The aim of NRG4Cast project is to develop advanced solutions for predicting behaviour of local energy networks for the three fundamental scenarios:
- Predicting energy demand on several network granularity levels (region, municipality, city, business, household and energy service provider),
- Predicting energy network failures on interlinked local network topologies,
- Detecting short term trends in energy prices and long term trends in national and local energy policies.
The main concept is monitoring of energy behaviour in different network layers; from single buildings, to building block, neighbourhoods and urban environments.

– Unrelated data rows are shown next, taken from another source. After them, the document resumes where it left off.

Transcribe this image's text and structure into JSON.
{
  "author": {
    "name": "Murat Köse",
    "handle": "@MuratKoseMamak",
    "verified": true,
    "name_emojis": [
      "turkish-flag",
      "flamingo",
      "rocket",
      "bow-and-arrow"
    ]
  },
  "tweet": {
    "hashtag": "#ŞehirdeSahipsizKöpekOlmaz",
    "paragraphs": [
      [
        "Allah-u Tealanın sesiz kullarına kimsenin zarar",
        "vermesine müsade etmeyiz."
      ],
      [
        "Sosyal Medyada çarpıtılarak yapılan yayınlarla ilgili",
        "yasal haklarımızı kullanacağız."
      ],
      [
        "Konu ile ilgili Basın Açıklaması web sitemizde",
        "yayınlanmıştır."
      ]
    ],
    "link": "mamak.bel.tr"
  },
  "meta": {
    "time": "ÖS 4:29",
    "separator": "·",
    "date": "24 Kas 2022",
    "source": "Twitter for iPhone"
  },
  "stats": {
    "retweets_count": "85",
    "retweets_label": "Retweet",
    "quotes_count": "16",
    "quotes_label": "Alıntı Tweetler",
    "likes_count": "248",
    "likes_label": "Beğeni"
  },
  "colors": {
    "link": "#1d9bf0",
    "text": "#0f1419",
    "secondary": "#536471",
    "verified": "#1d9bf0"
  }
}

The system will collect and monitor a holistic view of energy consumption information from the micro-device level consumption in a local context to an aggregate view of energy grid level usage. Different types of users of the system will have different objectives:
- Local Governments may use the system to optimally plan, negotiate and buy energy based on the predicted local demand and energy prices,
- A Distribution System Operator may use the system to plan contracting with neighboring distributors to optimize seasonal, peak or event driven demand,
- Governmental agencies/energy policy makers may use the system to monitor energy consumption and demand forecasting, that will help in shaping the energy policy in the specific region (e.g. new investments in energy sources),
- A local utilities company many use the system to offer flexible pricing based on supply and demand, events and incentives,
- A building generating excess power through renewable sources may choose to use the system to determine the appropriate moment to sell excess energy to the grid or store in local storage,
- Citizens may refer to the system to plan home usage of high consumption appliances, and charges for of electrical vehicles, automobiles, etc.,
- Smart devices or energy home gateways may consult NRG4Cast services before selecting the best energy supplier for a particular scenario.

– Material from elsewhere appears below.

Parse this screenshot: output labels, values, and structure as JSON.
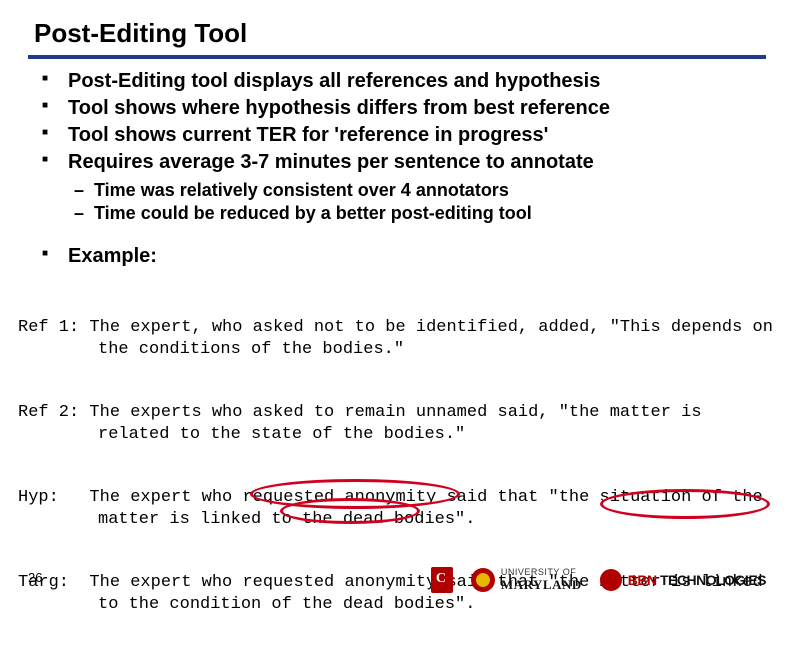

To realize the above operational model, NRG4Cast will develop and deploy advanced technologies from the wide area of Artificial Intelligence research, ranging from machine learning, data (SVMs, GMDHs, etc.), text and stream mining, complex event detection methods, prediction methods (from statistical time series to naive and probabilistic methods). All methods will have to act in real-time with mass amount of data that will be available in multiple forms (data from sensors, extracted information from public sources, structured knowledge).